The “Bell” of the Ball: Sleigh Bells

Five open bells of varying sizes dangling in a row from an inverted bracket with legs to mount to a horse's hames.Two sets of shaft bells: one with three bells suspended in a row from a metal bracket with legs to mount on top of a vehicle's shaft, and one with three bells dangling from a bar with metal loops at either end to clam around a shaft from underneath.A trio of staggered chimes or a decorative metal bracket that could be mounted to the saddle of a horse.

There were many types of bells used on horse-drawn sleighs back in the 19th century. There were of course the “jingle bells” or “crotals” that we now keenly associate with Christmas–the round, enclosed bell that contains a captured “jinglet”–but there were also open bells with a fixed clapper, and chimes of all shapes and varieties. These bells had more purpose than merely the romantic effect and beautiful sound: Snow-covered streets with sleighs whispering behind a horse made very little noise, so the bells signaled oncoming traffic and were mandated by law in many cities. Pictured on the left is a hame bell which were bracketed to the hames attached to the horse collar. In the middle are pole/shaft bells which attached to the sleigh shafts for single horses or to the pole for two horse setups–they could either mounted to the top or suspended below the shaft or pole. On the right is a saddle chime which was attached to the back saddle on the harness. Bells were usually brass and plated nickel, gold or silver, based on the customer preference. Our museum has an incredible collection of sleigh bells… come on in and take a look!

Nobody’s Gonna Snow On Our Parade: Sleigh Runners

1880s wooden and metal sleigh runners for converting a wheeled buggy into a sleigh.

1880s Sleigh Runners on display in the Northwest Carriage Museum

So, it’s 1895 and your family is living on $300 to $400 a year. You own a buggy and one horse; you can’t afford a second vehicle, especially a rarely used sleigh. Oh no, it’s snowing and you need to make a run to town for supplies! What to do… what to do!?  Get yourself some sleigh/sled runners! Take off them ol’ buggy wheels and strap on the runners–convert that ol’ buggy into a lean, mean snow machine! LOL! Seriously, though, our late 19th-century runners did just that: converted a wheeled horse drawn vehicle into a bob sleigh which could be used during snowy weather!

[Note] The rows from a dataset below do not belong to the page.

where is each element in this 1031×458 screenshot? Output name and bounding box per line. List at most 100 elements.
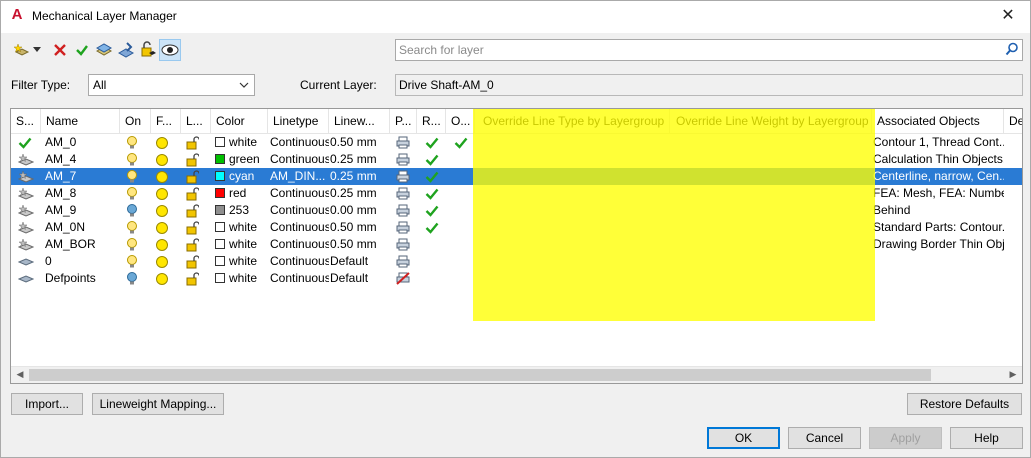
col-header-description[interactable]: De xyxy=(1004,109,1022,134)
col-header-freeze[interactable]: F... xyxy=(151,109,181,134)
col-header-lock[interactable]: L... xyxy=(181,109,211,134)
delete-layer-icon[interactable] xyxy=(49,39,71,61)
layer-row[interactable]: AM_BOR white Continuous 0.50 mm Drawing Bord… xyxy=(11,236,1022,253)
freeze-sun-icon[interactable] xyxy=(155,219,169,236)
layer-linetype[interactable]: Continuous xyxy=(266,185,329,202)
layer-color[interactable]: green xyxy=(211,151,268,168)
layer-color[interactable]: white xyxy=(211,219,268,236)
layer-color[interactable]: white xyxy=(211,270,268,287)
horizontal-scrollbar[interactable]: ◀ ▶ xyxy=(11,366,1022,383)
lock-icon[interactable] xyxy=(185,185,199,202)
col-header-color[interactable]: Color xyxy=(211,109,268,134)
lock-icon[interactable] xyxy=(185,253,199,270)
col-header-associated-objects[interactable]: Associated Objects xyxy=(872,109,1004,134)
close-icon[interactable]: ✕ xyxy=(998,5,1018,27)
layer-linetype[interactable]: Continuous xyxy=(266,253,329,270)
layer-color[interactable]: cyan xyxy=(211,168,268,185)
printer-icon[interactable] xyxy=(396,219,410,236)
layer-linetype[interactable]: Continuous xyxy=(266,202,329,219)
restore-defaults-button[interactable]: Restore Defaults xyxy=(907,393,1022,415)
layer-row[interactable]: 0 white Continuous Default xyxy=(11,253,1022,270)
lock-icon[interactable] xyxy=(185,236,199,253)
layer-row[interactable]: AM_0N white Continuous 0.50 mm Standard Part… xyxy=(11,219,1022,236)
freeze-sun-icon[interactable] xyxy=(155,236,169,253)
layer-lineweight[interactable]: 0.25 mm xyxy=(326,168,390,185)
freeze-sun-icon[interactable] xyxy=(155,151,169,168)
layer-linetype[interactable]: Continuous xyxy=(266,151,329,168)
layer-color[interactable]: white xyxy=(211,134,268,151)
freeze-sun-icon[interactable] xyxy=(155,134,169,151)
printer-icon[interactable] xyxy=(396,236,410,253)
printer-icon[interactable] xyxy=(396,253,410,270)
checkmark-icon[interactable] xyxy=(425,219,439,236)
layer-lineweight[interactable]: 0.50 mm xyxy=(326,134,390,151)
scrollbar-thumb[interactable] xyxy=(29,369,931,381)
col-header-plot[interactable]: P... xyxy=(390,109,417,134)
lock-icon[interactable] xyxy=(185,219,199,236)
layer-visibility-icon[interactable] xyxy=(159,39,181,61)
layer-color[interactable]: white xyxy=(211,236,268,253)
col-header-status[interactable]: S... xyxy=(11,109,41,134)
checkmark-icon[interactable] xyxy=(425,134,439,151)
lightbulb-on-icon[interactable] xyxy=(126,236,138,253)
lock-icon[interactable] xyxy=(185,270,199,287)
layer-color[interactable]: 253 xyxy=(211,202,268,219)
layer-lineweight[interactable]: 0.25 mm xyxy=(326,185,390,202)
layer-row[interactable]: AM_4 green Continuous 0.25 mm Calculation Th… xyxy=(11,151,1022,168)
col-header-lineweight[interactable]: Linew... xyxy=(329,109,390,134)
cancel-button[interactable]: Cancel xyxy=(788,427,861,449)
layer-row[interactable]: Defpoints white Continuous Default xyxy=(11,270,1022,287)
layer-row[interactable]: AM_8 red Continuous 0.25 mm FEA: Mesh, FEA: … xyxy=(11,185,1022,202)
lightbulb-off-icon[interactable] xyxy=(126,202,138,219)
lock-icon[interactable] xyxy=(185,168,199,185)
col-header-override-lineweight[interactable]: Override Line Weight by Layergroup xyxy=(670,109,872,134)
freeze-sun-icon[interactable] xyxy=(155,270,169,287)
search-icon[interactable] xyxy=(1005,42,1019,59)
layer-lineweight[interactable]: 0.50 mm xyxy=(326,236,390,253)
no-plot-icon[interactable] xyxy=(396,270,410,287)
lightbulb-on-icon[interactable] xyxy=(126,134,138,151)
layer-row[interactable]: AM_7 cyan AM_DIN... 0.25 mm Centerline, narr… xyxy=(11,168,1022,185)
freeze-sun-icon[interactable] xyxy=(155,168,169,185)
checkmark-icon[interactable] xyxy=(425,185,439,202)
lightbulb-on-icon[interactable] xyxy=(126,185,138,202)
checkmark-icon[interactable] xyxy=(425,202,439,219)
search-input[interactable] xyxy=(396,40,986,60)
lock-icon[interactable] xyxy=(185,202,199,219)
layer-linetype[interactable]: Continuous xyxy=(266,134,329,151)
help-button[interactable]: Help xyxy=(950,427,1023,449)
layer-color[interactable]: red xyxy=(211,185,268,202)
apply-button[interactable]: Apply xyxy=(869,427,942,449)
filter-type-select[interactable]: All xyxy=(88,74,255,96)
col-header-on[interactable]: On xyxy=(120,109,151,134)
scroll-right-icon[interactable]: ▶ xyxy=(1006,369,1020,381)
col-header-o[interactable]: O... xyxy=(446,109,475,134)
col-header-r[interactable]: R... xyxy=(417,109,446,134)
import-button[interactable]: Import... xyxy=(11,393,83,415)
lightbulb-on-icon[interactable] xyxy=(126,151,138,168)
layer-row[interactable]: AM_0 white Continuous 0.50 mm Contour 1, Thr… xyxy=(11,134,1022,151)
layer-lock-icon[interactable] xyxy=(137,39,159,61)
set-current-icon[interactable] xyxy=(71,39,93,61)
lock-icon[interactable] xyxy=(185,151,199,168)
col-header-name[interactable]: Name xyxy=(41,109,120,134)
new-layer-icon[interactable] xyxy=(11,39,33,61)
layer-linetype[interactable]: Continuous xyxy=(266,219,329,236)
layer-lineweight[interactable]: Default xyxy=(326,270,390,287)
freeze-sun-icon[interactable] xyxy=(155,202,169,219)
layer-lineweight[interactable]: 0.50 mm xyxy=(326,219,390,236)
lightbulb-on-icon[interactable] xyxy=(126,253,138,270)
printer-icon[interactable] xyxy=(396,151,410,168)
chevron-down-icon[interactable] xyxy=(31,39,43,61)
checkmark-icon[interactable] xyxy=(454,134,468,151)
checkmark-icon[interactable] xyxy=(425,168,439,185)
lightbulb-off-icon[interactable] xyxy=(126,270,138,287)
lock-icon[interactable] xyxy=(185,134,199,151)
scroll-left-icon[interactable]: ◀ xyxy=(13,369,27,381)
lightbulb-on-icon[interactable] xyxy=(126,219,138,236)
printer-icon[interactable] xyxy=(396,134,410,151)
printer-icon[interactable] xyxy=(396,168,410,185)
checkmark-icon[interactable] xyxy=(425,151,439,168)
layer-linetype[interactable]: Continuous xyxy=(266,236,329,253)
layer-lineweight[interactable]: 0.00 mm xyxy=(326,202,390,219)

A complete set is on display at the museum.

Buggy Maintenance 101!

buggy wrenches

Did you know that a buggy wrench was the only tool needed to assemble your new buggy back in the 1890s? Often, buggies and other vehicles were ordered from catalogs; in fact, you could order a new buggy from the Sears catalog back in 1895 for $29.95. That buggy would be delivered to your home (not by Amazon) and all you needed to do was uncrate it, find your buggy wrench, and put it together. That little wrench fit your hub nuts and every other square nut on that buggy. Once assembled, just hook up your horse and go to town. Here’s another good idea: best take that wrench with you… you never know what might be loose after a ride to town! This original wrench is from our 1895 Studebaker buggy. I have actually used it on our buggy… pretty handy!




Chin Waggin’ About Wagons

A scan of the illustrated cover of an 1877 catalog from the Mitchell, Lewis & Co.Curator Jerry Bowman with the donators of the Mitchell Wagon standing in front of the rustic farm wagon in its pre-conservation condition.This beautiful Mitchell Farm Wagon was conserved several years ago and is currently on display in the museum. Michell Lewis was one of America’s finest wagon makers and was known for building strong and durable wagons out of Racine, Wisconsin during the second half of the 19th century. In 1882, William Mitchell, grandson of founder Henry Mitchell, opened a West coast facility in Portland, Oregon. Wagons being built in Racine were shipped via railroad to Portland, where they were sold.  In 1892, Mitchell Lewis merged with Staver and Walker, producer of plows and related farm equipment.  The new company was named “Mitchell Lewis and Staver.” Our wagon was originally bought by a farm family near Battle Ground, Washington in 1892.  That family had it for many years and eventually sold it to another farm family who had it 61 years. Members from that family, while on a car club tour at our museum, offered to donate the wagon to us.  We are the third owners of this historic vehicle.  It was in the shop for several months, undergoing a complete conservation. We were able to save almost the complete vehicle–including original paint, pin stripping, and patina.  The wagon is totally functional and very historical.  Mitchell Lewis went on to make cars and trucks in the early 20th century.  Mitchell Lewis Staver is still in business and based in Portland: they make and sell agricultural irrigation systems around the world.

The fully conserved Mitchell Wagon in its new home at the Northwest Carriage Museum.